Edging and planting; herbaceous perennials still to move; seedlings to sort and more seeds to sow; the borders full of weeds;
and mowing. Moss in the lawns has ballooned and the mowers scalp it at this time of year – which isn’t a great look.
But at least the daffodils are in full romp
though as many were here before my time,
I mostly don’t know variety names.
It was a treat to return with them at their peak. Rather like a warm welcome.
The weeping willows are coming into leaf and about their feet many more daffs are still to flower.
I can tell you what these varieties are. Out on the drive I planted two crescents: in the foreground is Narcissus obvallaris – the Tenby daffodil – and behind, N. Cragford.
One of my favourite shrubs, Osmanthus burkwoodii is flowering,
though you could hardly tell from a distance. Only close up do you notice the pretty little flowers and lovely, strong scent.
And unblemished by frost the little Magnolia stellata has also kindly waited for me before flowering. (Incidentally, does anyone know whether there is a dwarf M. stellata? This one is only four-foot tall and hasn’t grown any bigger in almost six years).
It has been a good spring for primroses and the bank beneath the greenhouses has more each year.
Leaving the bank unstrimmed until the autumn is helping too.
And, for the moment at least, there is no duckweed in the east pond and I have my deep reflections back.

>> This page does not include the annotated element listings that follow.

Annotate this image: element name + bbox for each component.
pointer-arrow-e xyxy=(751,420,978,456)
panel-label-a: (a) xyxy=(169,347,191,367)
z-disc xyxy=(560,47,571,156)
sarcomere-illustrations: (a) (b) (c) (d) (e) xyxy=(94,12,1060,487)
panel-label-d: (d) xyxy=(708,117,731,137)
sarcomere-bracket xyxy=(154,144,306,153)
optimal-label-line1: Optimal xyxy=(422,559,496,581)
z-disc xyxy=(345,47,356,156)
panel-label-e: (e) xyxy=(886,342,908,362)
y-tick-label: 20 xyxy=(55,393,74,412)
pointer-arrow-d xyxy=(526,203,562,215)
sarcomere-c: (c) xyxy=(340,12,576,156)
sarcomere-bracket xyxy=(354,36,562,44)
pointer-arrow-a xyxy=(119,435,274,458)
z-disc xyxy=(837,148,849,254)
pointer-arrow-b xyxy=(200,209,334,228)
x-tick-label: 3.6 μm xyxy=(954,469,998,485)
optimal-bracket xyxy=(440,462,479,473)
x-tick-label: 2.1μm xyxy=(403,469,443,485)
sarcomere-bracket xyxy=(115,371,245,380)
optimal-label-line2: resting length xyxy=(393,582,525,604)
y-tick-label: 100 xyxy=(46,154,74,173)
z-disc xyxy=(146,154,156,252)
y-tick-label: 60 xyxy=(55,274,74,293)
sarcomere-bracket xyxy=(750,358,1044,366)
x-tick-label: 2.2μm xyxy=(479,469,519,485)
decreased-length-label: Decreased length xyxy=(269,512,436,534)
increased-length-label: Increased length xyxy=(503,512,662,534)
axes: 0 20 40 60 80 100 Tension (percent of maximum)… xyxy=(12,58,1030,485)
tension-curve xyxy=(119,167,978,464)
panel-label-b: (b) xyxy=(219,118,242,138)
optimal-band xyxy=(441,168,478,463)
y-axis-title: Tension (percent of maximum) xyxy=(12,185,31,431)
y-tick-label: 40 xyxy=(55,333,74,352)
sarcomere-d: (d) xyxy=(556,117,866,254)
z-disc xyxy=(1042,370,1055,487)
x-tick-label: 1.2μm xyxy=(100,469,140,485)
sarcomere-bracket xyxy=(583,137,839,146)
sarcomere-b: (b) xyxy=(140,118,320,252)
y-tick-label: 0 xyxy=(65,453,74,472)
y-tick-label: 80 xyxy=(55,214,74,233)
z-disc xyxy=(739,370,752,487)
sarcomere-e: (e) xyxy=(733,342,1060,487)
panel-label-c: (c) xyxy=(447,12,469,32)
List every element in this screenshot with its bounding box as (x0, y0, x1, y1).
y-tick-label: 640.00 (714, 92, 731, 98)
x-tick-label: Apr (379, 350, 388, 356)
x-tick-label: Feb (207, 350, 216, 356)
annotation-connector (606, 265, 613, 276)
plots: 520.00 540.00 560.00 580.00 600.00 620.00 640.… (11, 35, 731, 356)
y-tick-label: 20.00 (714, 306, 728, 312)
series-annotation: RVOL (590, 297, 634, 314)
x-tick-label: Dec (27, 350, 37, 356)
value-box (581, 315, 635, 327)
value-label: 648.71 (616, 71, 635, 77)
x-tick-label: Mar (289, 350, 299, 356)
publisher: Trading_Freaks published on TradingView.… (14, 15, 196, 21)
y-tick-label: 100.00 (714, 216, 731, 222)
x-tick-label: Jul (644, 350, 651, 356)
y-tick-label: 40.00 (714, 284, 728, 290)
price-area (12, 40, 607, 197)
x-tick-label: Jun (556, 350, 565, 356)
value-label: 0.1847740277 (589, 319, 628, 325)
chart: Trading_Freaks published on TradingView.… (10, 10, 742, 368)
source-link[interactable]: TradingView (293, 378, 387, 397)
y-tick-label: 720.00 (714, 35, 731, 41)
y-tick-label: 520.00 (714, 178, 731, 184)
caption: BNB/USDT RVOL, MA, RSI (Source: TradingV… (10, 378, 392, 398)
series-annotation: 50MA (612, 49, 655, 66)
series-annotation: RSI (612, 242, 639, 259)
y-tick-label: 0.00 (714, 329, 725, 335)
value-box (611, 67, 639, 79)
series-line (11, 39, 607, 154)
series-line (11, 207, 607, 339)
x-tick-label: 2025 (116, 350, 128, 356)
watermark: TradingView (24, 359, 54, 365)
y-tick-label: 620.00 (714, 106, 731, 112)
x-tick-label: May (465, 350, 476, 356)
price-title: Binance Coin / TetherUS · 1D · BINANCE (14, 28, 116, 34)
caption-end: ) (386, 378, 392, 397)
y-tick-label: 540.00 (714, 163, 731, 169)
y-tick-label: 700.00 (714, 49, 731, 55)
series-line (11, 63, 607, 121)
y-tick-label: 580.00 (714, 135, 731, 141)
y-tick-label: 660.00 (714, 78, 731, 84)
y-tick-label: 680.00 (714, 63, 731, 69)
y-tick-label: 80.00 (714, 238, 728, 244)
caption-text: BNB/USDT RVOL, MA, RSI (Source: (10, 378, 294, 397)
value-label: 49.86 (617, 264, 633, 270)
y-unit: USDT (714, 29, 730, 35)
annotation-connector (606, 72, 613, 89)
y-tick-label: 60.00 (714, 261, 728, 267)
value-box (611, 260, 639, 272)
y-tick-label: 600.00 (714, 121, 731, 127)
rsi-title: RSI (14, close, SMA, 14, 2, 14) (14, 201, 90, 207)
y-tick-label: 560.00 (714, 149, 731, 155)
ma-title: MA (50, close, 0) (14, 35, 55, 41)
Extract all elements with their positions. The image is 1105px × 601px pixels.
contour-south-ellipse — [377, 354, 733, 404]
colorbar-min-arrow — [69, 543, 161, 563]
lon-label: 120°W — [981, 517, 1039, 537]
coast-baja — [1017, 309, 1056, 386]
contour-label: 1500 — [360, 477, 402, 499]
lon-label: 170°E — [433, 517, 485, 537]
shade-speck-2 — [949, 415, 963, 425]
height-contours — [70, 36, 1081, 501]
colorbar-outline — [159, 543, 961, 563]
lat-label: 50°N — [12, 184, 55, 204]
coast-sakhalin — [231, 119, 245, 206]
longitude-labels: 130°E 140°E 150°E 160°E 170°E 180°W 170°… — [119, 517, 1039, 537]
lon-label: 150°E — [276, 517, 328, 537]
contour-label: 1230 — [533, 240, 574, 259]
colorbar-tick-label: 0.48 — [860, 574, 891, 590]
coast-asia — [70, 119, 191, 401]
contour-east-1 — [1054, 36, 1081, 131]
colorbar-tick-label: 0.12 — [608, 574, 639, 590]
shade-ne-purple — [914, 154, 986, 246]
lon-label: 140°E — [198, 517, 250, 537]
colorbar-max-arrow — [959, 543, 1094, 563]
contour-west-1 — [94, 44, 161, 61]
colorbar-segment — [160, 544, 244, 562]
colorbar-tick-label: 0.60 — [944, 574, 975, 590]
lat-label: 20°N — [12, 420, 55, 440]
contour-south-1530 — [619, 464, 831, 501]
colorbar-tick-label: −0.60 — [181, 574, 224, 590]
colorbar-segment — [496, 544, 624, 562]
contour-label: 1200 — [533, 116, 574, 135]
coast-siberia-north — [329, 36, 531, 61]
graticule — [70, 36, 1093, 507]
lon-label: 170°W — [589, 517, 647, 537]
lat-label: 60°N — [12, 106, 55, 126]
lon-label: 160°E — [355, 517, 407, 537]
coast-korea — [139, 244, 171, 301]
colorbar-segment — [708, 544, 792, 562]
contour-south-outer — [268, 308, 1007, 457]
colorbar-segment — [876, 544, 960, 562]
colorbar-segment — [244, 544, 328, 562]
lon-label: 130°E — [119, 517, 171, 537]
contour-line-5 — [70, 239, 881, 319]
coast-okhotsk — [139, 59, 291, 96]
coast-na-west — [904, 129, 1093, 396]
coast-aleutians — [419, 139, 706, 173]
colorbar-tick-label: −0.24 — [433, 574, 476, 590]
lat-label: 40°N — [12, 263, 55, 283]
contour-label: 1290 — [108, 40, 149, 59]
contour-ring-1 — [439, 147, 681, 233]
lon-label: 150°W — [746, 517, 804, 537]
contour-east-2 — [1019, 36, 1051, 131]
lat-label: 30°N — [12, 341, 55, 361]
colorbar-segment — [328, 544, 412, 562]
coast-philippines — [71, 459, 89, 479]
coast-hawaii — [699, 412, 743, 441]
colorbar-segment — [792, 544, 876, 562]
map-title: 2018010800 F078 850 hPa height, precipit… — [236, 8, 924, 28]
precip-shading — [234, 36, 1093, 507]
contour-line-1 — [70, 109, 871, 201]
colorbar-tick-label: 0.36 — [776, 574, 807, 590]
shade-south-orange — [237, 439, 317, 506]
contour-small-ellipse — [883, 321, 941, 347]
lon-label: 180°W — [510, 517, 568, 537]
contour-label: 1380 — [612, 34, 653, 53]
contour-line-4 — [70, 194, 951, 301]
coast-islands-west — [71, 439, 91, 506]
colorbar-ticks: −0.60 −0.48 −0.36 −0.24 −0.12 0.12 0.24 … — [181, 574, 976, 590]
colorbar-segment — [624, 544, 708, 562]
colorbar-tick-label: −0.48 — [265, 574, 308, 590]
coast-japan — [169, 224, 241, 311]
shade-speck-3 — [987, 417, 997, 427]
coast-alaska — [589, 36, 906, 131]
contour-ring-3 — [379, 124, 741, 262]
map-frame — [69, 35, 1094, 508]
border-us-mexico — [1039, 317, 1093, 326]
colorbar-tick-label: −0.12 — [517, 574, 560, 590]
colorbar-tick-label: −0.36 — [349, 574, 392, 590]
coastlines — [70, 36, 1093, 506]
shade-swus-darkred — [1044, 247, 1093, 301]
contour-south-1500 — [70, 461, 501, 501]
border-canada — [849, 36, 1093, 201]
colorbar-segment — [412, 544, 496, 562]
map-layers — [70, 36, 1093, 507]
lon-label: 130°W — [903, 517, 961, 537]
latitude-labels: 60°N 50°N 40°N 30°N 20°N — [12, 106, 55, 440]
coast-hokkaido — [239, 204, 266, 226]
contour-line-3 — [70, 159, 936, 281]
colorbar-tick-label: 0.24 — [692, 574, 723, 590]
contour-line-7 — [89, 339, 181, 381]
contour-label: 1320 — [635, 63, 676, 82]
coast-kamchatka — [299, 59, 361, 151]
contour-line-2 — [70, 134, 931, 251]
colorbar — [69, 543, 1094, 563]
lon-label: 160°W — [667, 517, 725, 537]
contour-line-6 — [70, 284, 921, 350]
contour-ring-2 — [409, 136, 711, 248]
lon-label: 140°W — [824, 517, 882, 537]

Here’s an unpleasant story for you. We discovered (whilst guttering repairs were underway) that five years ago some lazy idiot of a plumber joined up a waste pipe carrying gutter water to the pond with the soil pipe from the master bathroom! And so, for several years raw sewage has flushed into the pond. Unbelievable but true. I’m hoping with that disgusting discovery remedied there will be less ‘nutrients’ in the water and the duckweed won’t return quite so virulently and smother the water lilies. It might also explain why I have seen no fish in this pond for a couple of years. (And I’m trying not to think about the amount of time I have spent in the water in wellies, waders or boat).
On a happier, final note – Margaret’s two rams (Cyril and Digby) each have their own huge field. They are separated by a gate because otherwise they would fight. Indeed a couple of years ago Digby almost killed poor Cyril.
And yet, with all the ewes now ‘served’ and alone once more they seek each other out. How endearing. Flocking rams, eh?
Can’t live together, can’t live apart.